If you don’t get enough sleep, the negative effects on your health can be profound. Once you reach your 50s, if you’re sleeping less than the recommended seven hours a night, your risk of developing dementia jumps by 30 per cent. Inadequate sleep also increases the risks of heart attack, stroke, hypertension, obesity, diabetes and other health issues.
The good news. On the flip side, a restorative sleep is good medicine, a natural elixir that far exceeds the benefits of any pill. And getting enough keeps you mentally sharp during the day, better able to deal with life’s stresses and conflicts.
We spoke to the experts to reveal how to fix your sleep schedule, starting tonight.
Worries about work, health and finances, as well as stressful life events, such as job loss, divorce, major illness or the death of a loved one, are all common causes of insomnia.. This happens because, even if your body is ready for rest, stress causes your brain to go on high alert.
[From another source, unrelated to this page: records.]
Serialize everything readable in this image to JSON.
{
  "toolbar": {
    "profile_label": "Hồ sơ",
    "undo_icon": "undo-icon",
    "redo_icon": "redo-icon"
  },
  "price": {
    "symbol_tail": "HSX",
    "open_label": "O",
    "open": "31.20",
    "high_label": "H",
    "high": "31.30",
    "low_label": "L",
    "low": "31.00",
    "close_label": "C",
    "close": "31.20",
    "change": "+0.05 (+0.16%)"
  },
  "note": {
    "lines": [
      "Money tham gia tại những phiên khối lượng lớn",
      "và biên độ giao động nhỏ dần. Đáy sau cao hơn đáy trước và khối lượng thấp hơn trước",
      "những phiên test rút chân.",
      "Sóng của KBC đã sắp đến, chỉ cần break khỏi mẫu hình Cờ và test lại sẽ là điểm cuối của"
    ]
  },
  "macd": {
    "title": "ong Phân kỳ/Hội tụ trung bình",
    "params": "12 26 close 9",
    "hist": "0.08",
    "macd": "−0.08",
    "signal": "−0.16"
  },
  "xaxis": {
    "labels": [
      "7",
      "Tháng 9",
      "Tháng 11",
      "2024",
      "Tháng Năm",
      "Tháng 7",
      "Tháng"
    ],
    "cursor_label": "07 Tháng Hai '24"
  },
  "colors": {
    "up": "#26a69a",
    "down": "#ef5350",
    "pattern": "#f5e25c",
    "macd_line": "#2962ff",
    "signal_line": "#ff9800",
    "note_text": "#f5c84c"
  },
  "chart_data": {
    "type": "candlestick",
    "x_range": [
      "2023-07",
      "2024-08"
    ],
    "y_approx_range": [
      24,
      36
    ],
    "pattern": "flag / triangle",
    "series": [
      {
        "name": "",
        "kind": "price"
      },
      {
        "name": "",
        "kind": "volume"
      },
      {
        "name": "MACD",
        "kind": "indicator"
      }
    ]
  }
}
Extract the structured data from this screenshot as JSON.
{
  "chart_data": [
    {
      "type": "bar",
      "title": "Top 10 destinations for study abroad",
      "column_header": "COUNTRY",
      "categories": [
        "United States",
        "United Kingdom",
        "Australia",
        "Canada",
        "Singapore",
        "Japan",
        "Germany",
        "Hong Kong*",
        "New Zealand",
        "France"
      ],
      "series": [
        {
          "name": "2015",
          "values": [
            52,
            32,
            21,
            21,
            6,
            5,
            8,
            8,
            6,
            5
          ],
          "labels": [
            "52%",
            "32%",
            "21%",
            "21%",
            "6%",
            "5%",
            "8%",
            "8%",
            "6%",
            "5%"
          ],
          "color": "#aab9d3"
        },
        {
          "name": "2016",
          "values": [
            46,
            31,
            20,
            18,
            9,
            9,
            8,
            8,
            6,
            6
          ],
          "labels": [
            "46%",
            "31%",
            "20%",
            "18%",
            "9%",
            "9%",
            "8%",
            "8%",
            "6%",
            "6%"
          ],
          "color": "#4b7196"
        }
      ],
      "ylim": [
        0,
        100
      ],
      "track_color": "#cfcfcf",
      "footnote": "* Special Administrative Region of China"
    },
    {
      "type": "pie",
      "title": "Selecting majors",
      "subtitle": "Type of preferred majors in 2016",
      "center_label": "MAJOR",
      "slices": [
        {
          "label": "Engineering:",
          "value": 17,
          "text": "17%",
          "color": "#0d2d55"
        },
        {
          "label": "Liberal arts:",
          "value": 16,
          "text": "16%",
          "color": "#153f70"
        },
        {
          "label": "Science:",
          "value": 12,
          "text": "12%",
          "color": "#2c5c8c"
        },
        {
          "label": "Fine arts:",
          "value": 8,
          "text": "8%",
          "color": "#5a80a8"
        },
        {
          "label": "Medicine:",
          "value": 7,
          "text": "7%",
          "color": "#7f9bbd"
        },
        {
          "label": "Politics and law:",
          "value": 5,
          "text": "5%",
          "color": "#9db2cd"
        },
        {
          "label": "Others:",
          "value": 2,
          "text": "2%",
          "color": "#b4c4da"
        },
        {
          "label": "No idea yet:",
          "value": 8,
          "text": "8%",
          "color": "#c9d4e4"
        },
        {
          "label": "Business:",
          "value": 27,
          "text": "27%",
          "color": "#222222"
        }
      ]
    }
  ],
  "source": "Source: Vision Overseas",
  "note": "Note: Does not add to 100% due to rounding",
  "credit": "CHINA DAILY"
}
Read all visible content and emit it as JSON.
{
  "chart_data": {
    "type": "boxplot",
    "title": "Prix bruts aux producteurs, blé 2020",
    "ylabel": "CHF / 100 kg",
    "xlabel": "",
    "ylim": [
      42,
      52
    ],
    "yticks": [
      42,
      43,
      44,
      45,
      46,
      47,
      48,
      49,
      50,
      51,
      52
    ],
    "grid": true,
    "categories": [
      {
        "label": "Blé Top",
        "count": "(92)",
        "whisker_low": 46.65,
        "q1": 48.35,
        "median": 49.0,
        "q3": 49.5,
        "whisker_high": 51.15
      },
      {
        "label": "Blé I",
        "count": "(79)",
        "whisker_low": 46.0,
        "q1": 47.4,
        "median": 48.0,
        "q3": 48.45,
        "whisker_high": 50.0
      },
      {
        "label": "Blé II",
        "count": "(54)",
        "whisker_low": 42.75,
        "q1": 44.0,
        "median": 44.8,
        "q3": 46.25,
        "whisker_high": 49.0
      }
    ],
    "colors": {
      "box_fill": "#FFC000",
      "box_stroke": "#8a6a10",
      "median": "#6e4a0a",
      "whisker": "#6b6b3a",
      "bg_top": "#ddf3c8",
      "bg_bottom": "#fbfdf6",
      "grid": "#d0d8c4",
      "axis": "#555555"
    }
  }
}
That, in turn, triggers the release of hormones like adrenaline and cortisol and increases your blood pressure and heart rate.
“It doesn’t matter how tired you are,” says Dr Ram Randhawa of Leon Judah Blackmore Centre for Sleep Disorders. “If you are in a room with a tiger, you won’t fall asleep.”
Thankfully, the physiology of how stress disrupts sleep points to effective, non-pharmaceutical antidotes. For one, you can try writing down a list of pressing problems and worries before going to bed. Give yourself time to reflect, process and work out next steps or solutions. Then let those worries go so you don’t ruminate into the night.
Once you’ve thought things through, to bring down your blood pressure and heart rate, neurologist Dr Andrew Lim, recommends trying a variety of relaxation techniques and rituals. Meditation, yoga, abdominal breathing, soft music or taking a hot bath can all help calm your nervous system and switch off the body’s ‘fight or flight’ response.
If those strategies aren’t working, cognitive behavioural therapy (CBT) can help with insomnia caused by stress. For this treatment, a therapist will help you recognise negative thoughts, feelings and behaviours that are contributing to insomnia, and, in six to eight sessions, you’ll learn to reframe them in a way that is conducive to sleep.
Lastly, try not to add to your stress by worrying about a lack of sleep. “Paradoxically, sleep isn’t something you can achieve with effort. The harder you try to sleep, the more elusive it becomes,” says Randhawa. “The best advice is to improve your stress management and let your sleep improve naturally.”